19Like every space of exception, this zone is, in truth, perfectly empty, and the truly human being who should occur there is only the place of a ceaselessly updated decision in which the caesurae and their rearticulation are always dislocated and displaced anew. What would thus be obtained, however, is neither an animal life nor a human life, but only a life that is separated and excluded from itself—only a bare life.
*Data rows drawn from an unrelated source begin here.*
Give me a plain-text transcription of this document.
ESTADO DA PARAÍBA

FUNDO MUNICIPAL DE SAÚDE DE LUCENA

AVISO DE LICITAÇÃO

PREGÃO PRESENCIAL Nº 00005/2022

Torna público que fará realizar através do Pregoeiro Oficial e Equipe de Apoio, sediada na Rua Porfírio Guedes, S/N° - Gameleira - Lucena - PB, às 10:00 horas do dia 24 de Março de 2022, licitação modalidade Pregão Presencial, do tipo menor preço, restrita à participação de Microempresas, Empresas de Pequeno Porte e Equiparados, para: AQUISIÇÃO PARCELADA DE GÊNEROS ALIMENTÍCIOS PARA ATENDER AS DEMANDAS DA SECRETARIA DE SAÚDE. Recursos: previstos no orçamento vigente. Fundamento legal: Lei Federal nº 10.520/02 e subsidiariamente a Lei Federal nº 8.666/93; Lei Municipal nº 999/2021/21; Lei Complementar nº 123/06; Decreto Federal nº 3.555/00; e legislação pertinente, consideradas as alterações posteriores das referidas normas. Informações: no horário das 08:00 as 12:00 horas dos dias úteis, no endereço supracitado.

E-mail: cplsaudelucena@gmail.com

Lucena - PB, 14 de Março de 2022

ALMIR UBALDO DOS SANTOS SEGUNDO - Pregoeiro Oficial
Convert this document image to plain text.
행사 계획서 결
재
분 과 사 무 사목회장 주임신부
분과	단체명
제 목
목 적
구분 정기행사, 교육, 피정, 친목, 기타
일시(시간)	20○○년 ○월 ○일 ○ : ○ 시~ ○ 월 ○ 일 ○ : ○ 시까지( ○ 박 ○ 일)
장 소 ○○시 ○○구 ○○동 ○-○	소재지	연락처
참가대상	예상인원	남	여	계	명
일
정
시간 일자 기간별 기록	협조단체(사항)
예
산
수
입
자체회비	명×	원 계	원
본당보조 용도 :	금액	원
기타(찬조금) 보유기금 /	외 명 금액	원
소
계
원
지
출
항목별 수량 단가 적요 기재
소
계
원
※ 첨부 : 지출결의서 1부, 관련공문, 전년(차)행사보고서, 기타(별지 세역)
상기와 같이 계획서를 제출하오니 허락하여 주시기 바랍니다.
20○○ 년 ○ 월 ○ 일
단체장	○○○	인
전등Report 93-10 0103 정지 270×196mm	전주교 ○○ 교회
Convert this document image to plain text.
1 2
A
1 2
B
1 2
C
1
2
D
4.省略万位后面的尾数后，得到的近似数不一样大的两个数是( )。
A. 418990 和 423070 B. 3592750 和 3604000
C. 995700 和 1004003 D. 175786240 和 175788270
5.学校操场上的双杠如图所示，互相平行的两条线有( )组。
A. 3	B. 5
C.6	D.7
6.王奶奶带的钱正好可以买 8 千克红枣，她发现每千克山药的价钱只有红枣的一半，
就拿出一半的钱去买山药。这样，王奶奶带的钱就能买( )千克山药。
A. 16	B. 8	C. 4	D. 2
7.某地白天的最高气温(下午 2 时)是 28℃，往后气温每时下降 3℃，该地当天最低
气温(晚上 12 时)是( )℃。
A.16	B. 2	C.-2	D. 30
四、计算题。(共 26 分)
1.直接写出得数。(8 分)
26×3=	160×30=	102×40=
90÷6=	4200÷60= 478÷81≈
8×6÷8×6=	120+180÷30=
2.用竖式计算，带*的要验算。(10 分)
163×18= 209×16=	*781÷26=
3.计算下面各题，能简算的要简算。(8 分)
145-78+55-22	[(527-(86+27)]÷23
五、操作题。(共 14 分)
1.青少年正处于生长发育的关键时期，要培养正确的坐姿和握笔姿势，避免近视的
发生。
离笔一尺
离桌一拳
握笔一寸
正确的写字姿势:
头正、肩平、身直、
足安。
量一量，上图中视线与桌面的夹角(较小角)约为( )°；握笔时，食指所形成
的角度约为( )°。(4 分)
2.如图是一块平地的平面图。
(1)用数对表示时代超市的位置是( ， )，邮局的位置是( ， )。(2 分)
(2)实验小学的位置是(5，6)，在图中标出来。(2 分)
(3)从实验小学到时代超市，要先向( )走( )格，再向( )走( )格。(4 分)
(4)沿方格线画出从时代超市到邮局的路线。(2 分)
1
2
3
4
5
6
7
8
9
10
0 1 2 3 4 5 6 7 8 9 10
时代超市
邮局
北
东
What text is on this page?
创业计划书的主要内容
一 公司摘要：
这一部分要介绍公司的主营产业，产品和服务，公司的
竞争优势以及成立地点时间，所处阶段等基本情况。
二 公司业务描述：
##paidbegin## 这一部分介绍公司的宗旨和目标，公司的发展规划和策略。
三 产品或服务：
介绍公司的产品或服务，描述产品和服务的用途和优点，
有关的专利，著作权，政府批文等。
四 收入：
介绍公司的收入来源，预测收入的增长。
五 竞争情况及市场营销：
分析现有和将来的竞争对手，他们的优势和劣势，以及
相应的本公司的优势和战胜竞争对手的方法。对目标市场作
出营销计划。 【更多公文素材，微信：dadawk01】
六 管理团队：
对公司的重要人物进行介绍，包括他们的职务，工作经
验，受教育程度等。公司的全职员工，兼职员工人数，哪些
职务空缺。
Both Lu Xun’s cannibals and Mao Dun’s silkworm villagers are humans who are excluded from themselves as humans; they are bare lives, neither human nor animal, lives excluded from themselves by various articulations of this conceptual “anthropological machine.” What is a being that is fully human and not a presupposed interpolation inevitably already set against the exclusion of some part of the human self? In “Spring Silkworms,” Mao Dun gestures toward a hopeful (re)formulation of the human subject, free from the warping powers of various forms of exploitation. The “excess” of the lovable, dignified description of labor has yet to find its true expression in a fully human subject. The significance of the story lies not in any actual answers it offers as to what this might be, but in the space it opens for this ontological questioning necessarily attendant to the more concrete political and ideological goals of the Village Trilogy and Mao Dun’s writing in general.